Things have happened faster in the area of government policy, legislation and fostering of an enabling environment in the last three years than they have been in the seven years before them. The Petroleum (Exploration, Development and Production) Act and Petroleum (Refining, Conversion, Transmission and
Midstream Storage) Act were passed in 2013. The Public Finance Management (Amendment) Act, which handles petroleum revenue management, was passed in 2015. Regulations on operations, Health, Safety and Environment (HSE), National Content, Metering and Midstream storage were all promulgated between 2015 and 2016.

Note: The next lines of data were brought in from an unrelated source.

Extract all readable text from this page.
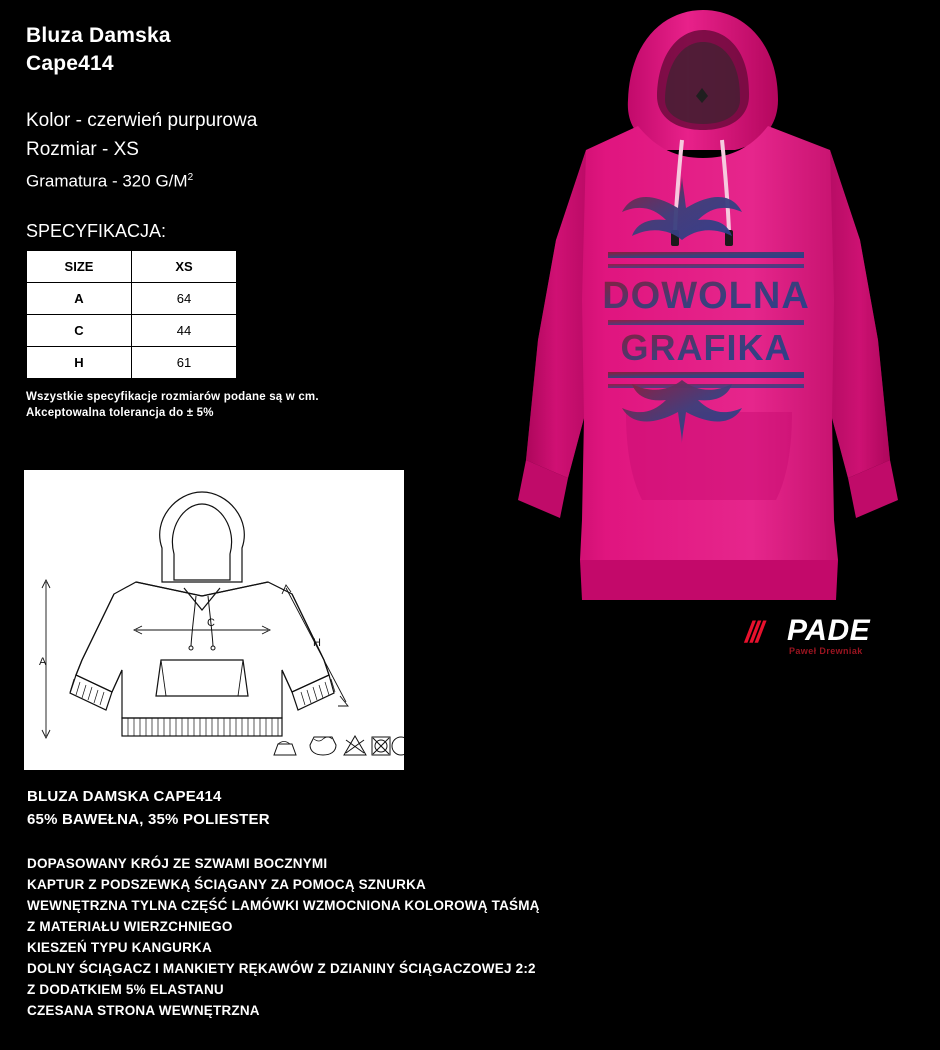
Bluza Damska
Cape414
Kolor - czerwień purpurowa
Rozmiar - XS
Gramatura - 320 $G/M^2$
SPECYFIKACJA:
SIZE	XS
A	64
C	44
H	61
Wszystkie specyfikacje rozmiarów podane są w cm.
Akceptowalna tolerancja do ± 5%
A
C
H
BLUZA DAMSKA CAPE414
65% BAWEŁNA, 35% POLIESTER
DOPASOWANY KRÓJ ZE SZWAMI BOCZNYMI
KAPTUR Z PODSZEWKĄ ŚCIĄGANY ZA POMOCĄ SZNURKA
WEWNĘTRZNA TYLNA CZĘŚĆ LAMÓWKI WZMOCNIONA KOLOROWĄ TAŚMĄ
Z MATERIAŁU WIERZCHNIEGO
KIESZEŃ TYPU KANGURKA
DOLNY ŚCIĄGACZ I MANKIETY RĘKAWÓW Z DZIANINY ŚCIĄGACZOWEJ 2:2
Z DODATKIEM 5% ELASTANU
CZESANA STRONA WEWNĘTRZNA
DOWOLNA
GRAFIKA
/// PADE
Paweł Drewniak
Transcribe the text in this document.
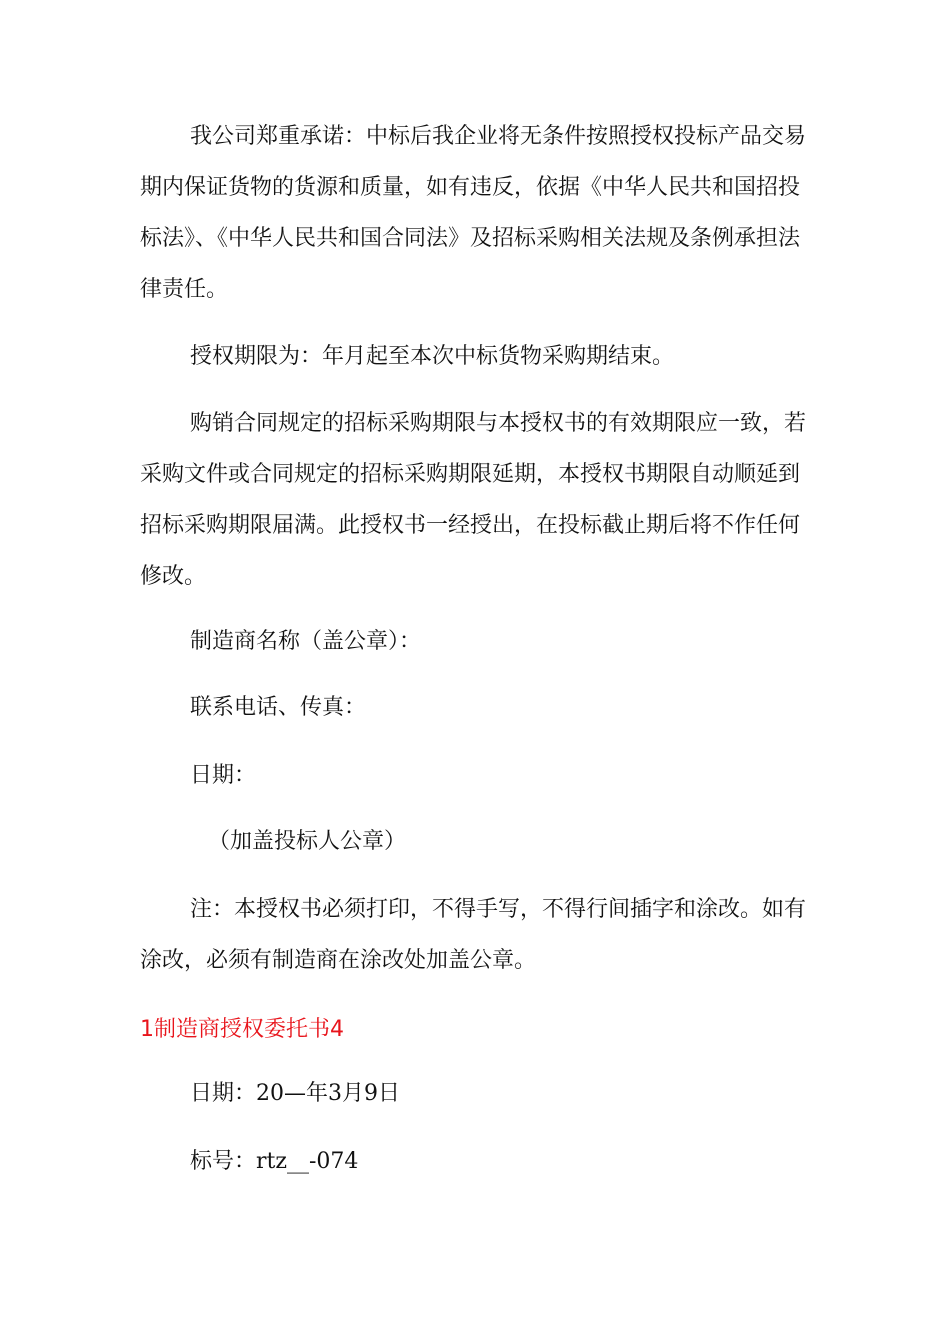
我公司郑重承诺：中标后我企业将无条件按照授权投标产品交易期内保证货物的货源和质量，如有违反，依据《中华人民共和国招投标法》、《中华人民共和国合同法》及招标采购相关法规及条例承担法律责任。

授权期限为：年月起至本次中标货物采购期结束。

购销合同规定的招标采购期限与本授权书的有效期限应一致，若采购文件或合同规定的招标采购期限延期，本授权书期限自动顺延到招标采购期限届满。此授权书一经授出，在投标截止期后将不作任何修改。

制造商名称（盖公章）：

联系电话、传真：

日期：

（加盖投标人公章）

注：本授权书必须打印，不得手写，不得行间插字和涂改。如有涂改，必须有制造商在涂改处加盖公章。

1制造商授权委托书4

日期：20—年3月9日

标号：rtz__-074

After more than five years of hand wringing over issues such as recoverable reserves and production
allowable, the government finally issued production licenses for nine oil fields in the Albertine Graben, Uganda’s only prospective basin. The government has also set up and operationalised the Ugandan National Oil Company, the Petroleum Authority of Uganda and Directorate of Petroleum.
Kasita told the conference that National Local Content regulations are firmly in place in Uganda and embedded within the Oil and Gas Policy, in the Production Sharing Agreements. “They are also in the up-stream and mid-stream laws that require oil firms to employ Ugandans and have ring-fenced certain activities for local service companies,” he explained.
121 exploration and appraisal wells have been drilled in the Albertine Graben to date, including 39 exploration wells and 82 appraisal wells.106 wells encountered Hydrocarbons.